Secondly, he made us in his image; he alone fully perceives that image in us. He continually seeks to appeal to that image of God in us, calling us to himself. Though we may be lost to him, he never thinks of us as the enemy. No matter what we do, he strives for our reconciliation to him, knowing that we will never feel totally whole without him.
Then too, God knows that we are not perfect, that we are indeed “works in progress,” and yet he has faith in us. He sees the potential in us, and is willing to help us to achieve that potential. And, strangely enough, God believes that we have in us the ability to make good decisions! He gifted us with free will, the right and responsibility to make decisions that will impact our own lives and those of others around us. He respects our decisions, rather than treating us as mindless automatons, powerless to do other than follow his orders.
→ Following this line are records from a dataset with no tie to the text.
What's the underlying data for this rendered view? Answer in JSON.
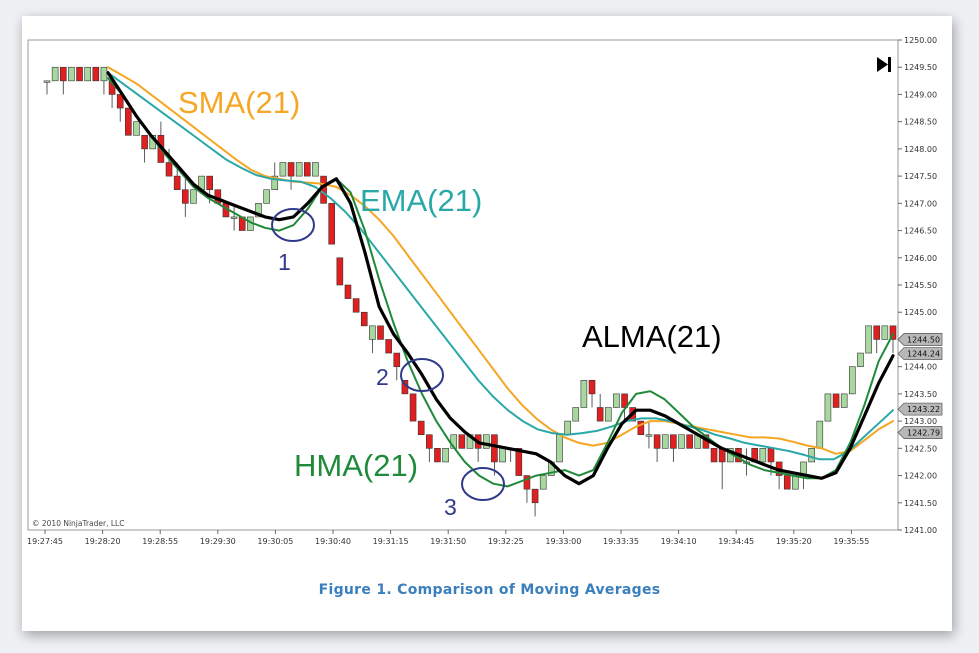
{
  "caption": "Figure 1. Comparison of Moving  Averages",
  "copyright": "© 2010 NinjaTrader, LLC",
  "end_icon": "skip-to-end-icon",
  "chart_data": {
    "type": "line",
    "y_ticks": [
      "1250.00",
      "1249.50",
      "1249.00",
      "1248.50",
      "1248.00",
      "1247.50",
      "1247.00",
      "1246.50",
      "1246.00",
      "1245.50",
      "1245.00",
      "1244.50",
      "1244.00",
      "1243.50",
      "1243.00",
      "1242.50",
      "1242.00",
      "1241.50",
      "1241.00"
    ],
    "ylim": [
      1241.0,
      1250.0
    ],
    "x_ticks": [
      "19:27:45",
      "19:28:20",
      "19:28:55",
      "19:29:30",
      "19:30:05",
      "19:30:40",
      "19:31:15",
      "19:31:50",
      "19:32:25",
      "19:33:00",
      "19:33:35",
      "19:34:10",
      "19:34:45",
      "19:35:20",
      "19:35:55"
    ],
    "bars": [
      [
        1249.25,
        1249.25,
        1249.0,
        1249.25
      ],
      [
        1249.25,
        1249.5,
        1249.25,
        1249.5
      ],
      [
        1249.5,
        1249.25,
        1249.0,
        1249.5
      ],
      [
        1249.25,
        1249.5,
        1249.25,
        1249.5
      ],
      [
        1249.5,
        1249.25,
        1249.25,
        1249.5
      ],
      [
        1249.25,
        1249.5,
        1249.25,
        1249.5
      ],
      [
        1249.5,
        1249.25,
        1249.25,
        1249.5
      ],
      [
        1249.25,
        1249.5,
        1249.0,
        1249.5
      ],
      [
        1249.25,
        1249.0,
        1248.75,
        1249.25
      ],
      [
        1249.0,
        1248.75,
        1248.5,
        1249.0
      ],
      [
        1248.75,
        1248.25,
        1248.25,
        1248.75
      ],
      [
        1248.25,
        1248.5,
        1248.25,
        1248.5
      ],
      [
        1248.25,
        1248.0,
        1247.75,
        1248.25
      ],
      [
        1248.0,
        1248.25,
        1248.0,
        1248.25
      ],
      [
        1248.25,
        1247.75,
        1247.75,
        1248.5
      ],
      [
        1247.75,
        1247.5,
        1247.5,
        1248.0
      ],
      [
        1247.5,
        1247.25,
        1247.25,
        1247.75
      ],
      [
        1247.25,
        1247.0,
        1246.75,
        1247.5
      ],
      [
        1247.0,
        1247.25,
        1247.0,
        1247.25
      ],
      [
        1247.25,
        1247.5,
        1247.25,
        1247.5
      ],
      [
        1247.5,
        1247.25,
        1247.0,
        1247.5
      ],
      [
        1247.25,
        1247.0,
        1247.0,
        1247.25
      ],
      [
        1247.0,
        1246.75,
        1246.75,
        1247.0
      ],
      [
        1246.75,
        1246.75,
        1246.5,
        1247.0
      ],
      [
        1246.75,
        1246.5,
        1246.5,
        1246.75
      ],
      [
        1246.5,
        1246.75,
        1246.5,
        1246.75
      ],
      [
        1246.75,
        1247.0,
        1246.75,
        1247.0
      ],
      [
        1247.0,
        1247.25,
        1247.0,
        1247.25
      ],
      [
        1247.25,
        1247.5,
        1247.25,
        1247.75
      ],
      [
        1247.5,
        1247.75,
        1247.5,
        1247.75
      ],
      [
        1247.75,
        1247.5,
        1247.25,
        1247.75
      ],
      [
        1247.5,
        1247.75,
        1247.5,
        1247.75
      ],
      [
        1247.75,
        1247.5,
        1247.5,
        1247.75
      ],
      [
        1247.5,
        1247.75,
        1247.5,
        1247.75
      ],
      [
        1247.5,
        1247.0,
        1247.0,
        1247.5
      ],
      [
        1247.0,
        1246.25,
        1246.25,
        1247.0
      ],
      [
        1246.0,
        1245.5,
        1245.5,
        1246.0
      ],
      [
        1245.5,
        1245.25,
        1245.25,
        1245.5
      ],
      [
        1245.25,
        1245.0,
        1245.0,
        1245.25
      ],
      [
        1245.0,
        1244.75,
        1244.75,
        1245.0
      ],
      [
        1244.5,
        1244.75,
        1244.25,
        1244.75
      ],
      [
        1244.75,
        1244.5,
        1244.5,
        1244.75
      ],
      [
        1244.5,
        1244.25,
        1244.25,
        1244.5
      ],
      [
        1244.25,
        1244.0,
        1243.75,
        1244.25
      ],
      [
        1243.75,
        1243.5,
        1243.5,
        1243.75
      ],
      [
        1243.5,
        1243.0,
        1243.0,
        1243.5
      ],
      [
        1243.0,
        1242.75,
        1242.75,
        1243.0
      ],
      [
        1242.75,
        1242.5,
        1242.25,
        1242.75
      ],
      [
        1242.5,
        1242.25,
        1242.25,
        1242.5
      ],
      [
        1242.25,
        1242.5,
        1242.25,
        1242.5
      ],
      [
        1242.5,
        1242.75,
        1242.5,
        1242.75
      ],
      [
        1242.75,
        1242.5,
        1242.5,
        1242.75
      ],
      [
        1242.5,
        1242.75,
        1242.5,
        1242.75
      ],
      [
        1242.75,
        1242.5,
        1242.25,
        1242.75
      ],
      [
        1242.5,
        1242.75,
        1242.5,
        1242.75
      ],
      [
        1242.75,
        1242.25,
        1242.0,
        1242.75
      ],
      [
        1242.25,
        1242.5,
        1242.25,
        1242.5
      ],
      [
        1242.5,
        1242.5,
        1242.25,
        1242.5
      ],
      [
        1242.5,
        1242.0,
        1242.0,
        1242.5
      ],
      [
        1242.0,
        1241.75,
        1241.5,
        1242.0
      ],
      [
        1241.75,
        1241.5,
        1241.25,
        1241.75
      ],
      [
        1241.75,
        1242.0,
        1241.75,
        1242.0
      ],
      [
        1242.0,
        1242.25,
        1242.0,
        1242.25
      ],
      [
        1242.25,
        1242.75,
        1242.25,
        1242.75
      ],
      [
        1242.75,
        1243.0,
        1242.75,
        1243.0
      ],
      [
        1243.0,
        1243.25,
        1243.0,
        1243.25
      ],
      [
        1243.25,
        1243.75,
        1243.25,
        1243.75
      ],
      [
        1243.75,
        1243.5,
        1243.25,
        1243.75
      ],
      [
        1243.25,
        1243.0,
        1243.0,
        1243.5
      ],
      [
        1243.0,
        1243.25,
        1243.0,
        1243.25
      ],
      [
        1243.25,
        1243.5,
        1243.25,
        1243.5
      ],
      [
        1243.5,
        1243.25,
        1243.0,
        1243.5
      ],
      [
        1243.25,
        1243.0,
        1243.0,
        1243.25
      ],
      [
        1243.0,
        1242.75,
        1242.75,
        1243.0
      ],
      [
        1242.75,
        1242.75,
        1242.5,
        1243.0
      ],
      [
        1242.75,
        1242.5,
        1242.25,
        1242.75
      ],
      [
        1242.5,
        1242.75,
        1242.5,
        1242.75
      ],
      [
        1242.75,
        1242.5,
        1242.25,
        1242.75
      ],
      [
        1242.5,
        1242.75,
        1242.5,
        1242.75
      ],
      [
        1242.75,
        1242.5,
        1242.5,
        1242.75
      ],
      [
        1242.5,
        1242.75,
        1242.5,
        1242.75
      ],
      [
        1242.75,
        1242.5,
        1242.5,
        1242.75
      ],
      [
        1242.5,
        1242.25,
        1242.25,
        1242.5
      ],
      [
        1242.5,
        1242.25,
        1241.75,
        1242.5
      ],
      [
        1242.25,
        1242.5,
        1242.25,
        1242.5
      ],
      [
        1242.5,
        1242.25,
        1242.25,
        1242.5
      ],
      [
        1242.25,
        1242.25,
        1242.0,
        1242.5
      ],
      [
        1242.5,
        1242.25,
        1242.25,
        1242.5
      ],
      [
        1242.25,
        1242.5,
        1242.25,
        1242.5
      ],
      [
        1242.5,
        1242.25,
        1242.0,
        1242.5
      ],
      [
        1242.25,
        1242.0,
        1241.75,
        1242.25
      ],
      [
        1242.0,
        1241.75,
        1241.75,
        1242.0
      ],
      [
        1241.75,
        1242.0,
        1241.75,
        1242.0
      ],
      [
        1242.0,
        1242.25,
        1241.75,
        1242.25
      ],
      [
        1242.25,
        1242.5,
        1242.25,
        1242.5
      ],
      [
        1242.5,
        1243.0,
        1242.5,
        1243.0
      ],
      [
        1243.0,
        1243.5,
        1243.0,
        1243.5
      ],
      [
        1243.5,
        1243.25,
        1243.25,
        1243.5
      ],
      [
        1243.25,
        1243.5,
        1243.25,
        1243.5
      ],
      [
        1243.5,
        1244.0,
        1243.5,
        1244.0
      ],
      [
        1244.0,
        1244.25,
        1244.0,
        1244.25
      ],
      [
        1244.25,
        1244.75,
        1244.25,
        1244.75
      ],
      [
        1244.75,
        1244.5,
        1244.25,
        1244.75
      ],
      [
        1244.5,
        1244.75,
        1244.5,
        1244.75
      ],
      [
        1244.75,
        1244.5,
        1244.25,
        1244.75
      ]
    ],
    "series": [
      {
        "name": "SMA(21)",
        "color": "#f5a623",
        "values": [
          1249.5,
          1249.35,
          1249.2,
          1249.0,
          1248.8,
          1248.6,
          1248.4,
          1248.2,
          1248.0,
          1247.8,
          1247.62,
          1247.5,
          1247.45,
          1247.4,
          1247.38,
          1247.36,
          1247.3,
          1247.15,
          1246.95,
          1246.7,
          1246.4,
          1246.05,
          1245.7,
          1245.35,
          1245.0,
          1244.65,
          1244.3,
          1243.95,
          1243.6,
          1243.3,
          1243.05,
          1242.85,
          1242.7,
          1242.6,
          1242.55,
          1242.6,
          1242.75,
          1242.9,
          1243.0,
          1243.0,
          1242.95,
          1242.9,
          1242.85,
          1242.8,
          1242.75,
          1242.7,
          1242.7,
          1242.68,
          1242.62,
          1242.55,
          1242.5,
          1242.4,
          1242.45,
          1242.65,
          1242.85,
          1243.0
        ]
      },
      {
        "name": "EMA(21)",
        "color": "#2aa8a8",
        "values": [
          1249.4,
          1249.2,
          1249.0,
          1248.8,
          1248.6,
          1248.4,
          1248.2,
          1248.0,
          1247.8,
          1247.65,
          1247.52,
          1247.45,
          1247.42,
          1247.4,
          1247.3,
          1247.1,
          1246.85,
          1246.55,
          1246.2,
          1245.85,
          1245.5,
          1245.15,
          1244.8,
          1244.45,
          1244.1,
          1243.75,
          1243.45,
          1243.2,
          1243.0,
          1242.85,
          1242.78,
          1242.75,
          1242.78,
          1242.82,
          1242.9,
          1243.0,
          1243.05,
          1243.05,
          1243.0,
          1242.92,
          1242.85,
          1242.75,
          1242.68,
          1242.6,
          1242.55,
          1242.5,
          1242.45,
          1242.38,
          1242.3,
          1242.3,
          1242.45,
          1242.7,
          1242.95,
          1243.2
        ]
      },
      {
        "name": "HMA(21)",
        "color": "#1f8a3a",
        "values": [
          1249.3,
          1249.0,
          1248.6,
          1248.25,
          1247.9,
          1247.6,
          1247.3,
          1247.1,
          1246.95,
          1246.8,
          1246.65,
          1246.55,
          1246.5,
          1246.6,
          1246.9,
          1247.3,
          1247.45,
          1247.2,
          1246.5,
          1245.6,
          1244.8,
          1244.1,
          1243.5,
          1243.0,
          1242.6,
          1242.25,
          1242.0,
          1241.85,
          1241.8,
          1241.9,
          1242.0,
          1242.05,
          1242.1,
          1242.0,
          1242.1,
          1242.6,
          1243.15,
          1243.5,
          1243.55,
          1243.4,
          1243.15,
          1242.9,
          1242.7,
          1242.5,
          1242.35,
          1242.2,
          1242.1,
          1242.05,
          1242.0,
          1241.95,
          1241.95,
          1242.1,
          1242.6,
          1243.3,
          1244.1,
          1244.6
        ]
      },
      {
        "name": "ALMA(21)",
        "color": "#000000",
        "values": [
          1249.4,
          1249.0,
          1248.6,
          1248.25,
          1247.95,
          1247.65,
          1247.35,
          1247.15,
          1247.05,
          1246.95,
          1246.85,
          1246.75,
          1246.7,
          1246.75,
          1247.0,
          1247.3,
          1247.45,
          1247.0,
          1246.1,
          1245.1,
          1244.6,
          1244.25,
          1243.85,
          1243.4,
          1243.05,
          1242.8,
          1242.6,
          1242.55,
          1242.5,
          1242.45,
          1242.4,
          1242.25,
          1242.0,
          1241.85,
          1242.0,
          1242.5,
          1242.95,
          1243.2,
          1243.2,
          1243.1,
          1242.95,
          1242.8,
          1242.65,
          1242.5,
          1242.4,
          1242.3,
          1242.2,
          1242.1,
          1242.05,
          1242.0,
          1241.95,
          1242.05,
          1242.5,
          1243.1,
          1243.7,
          1244.2
        ]
      }
    ],
    "annotations": [
      {
        "text": "SMA(21)",
        "color": "#f5a623"
      },
      {
        "text": "EMA(21)",
        "color": "#2aa8a8"
      },
      {
        "text": "ALMA(21)",
        "color": "#000000"
      },
      {
        "text": "HMA(21)",
        "color": "#1f8a3a"
      },
      {
        "text": "1"
      },
      {
        "text": "2"
      },
      {
        "text": "3"
      }
    ],
    "price_tags": [
      "1244.50",
      "1244.24",
      "1243.22",
      "1242.79"
    ]
  }
}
God sees us as individuals, each one gifted by him with the potential to accomplish his purposes in a way that will contribute meaningfully to the building of his kingdom on earth. He does not see us as successes or failures, as we are often judged by the standards set by the age, but rather delights in sons and daughters who choose to please him through loving obedience and service.
God looks at us, and sees us as we are. The Bible makes it clear that he is not always pleased with what he sees: he can be disappointed, he can be angered, he can be grieved, he can be frustrated, but he cannot be fooled; nor does he give up on us.
God sees us as family, the object of his love—sometimes rebellious, sometimes questioning, sometimes suffering, and sometimes flatly rejecting him—but still family, loved with a passion that led to the offering of his beloved Son Jesus to make an atonement for our sins.
How does God see you? How does God see me? As his dear child, needing him as only a child can need his Father; as his dear child, lost and incomplete without him. As his dear prodigal children, whom he would gladly embrace in arms of love and acceptance, if only we would reward his faith in our ability to exercise our God-given freedom of choice, and return to him.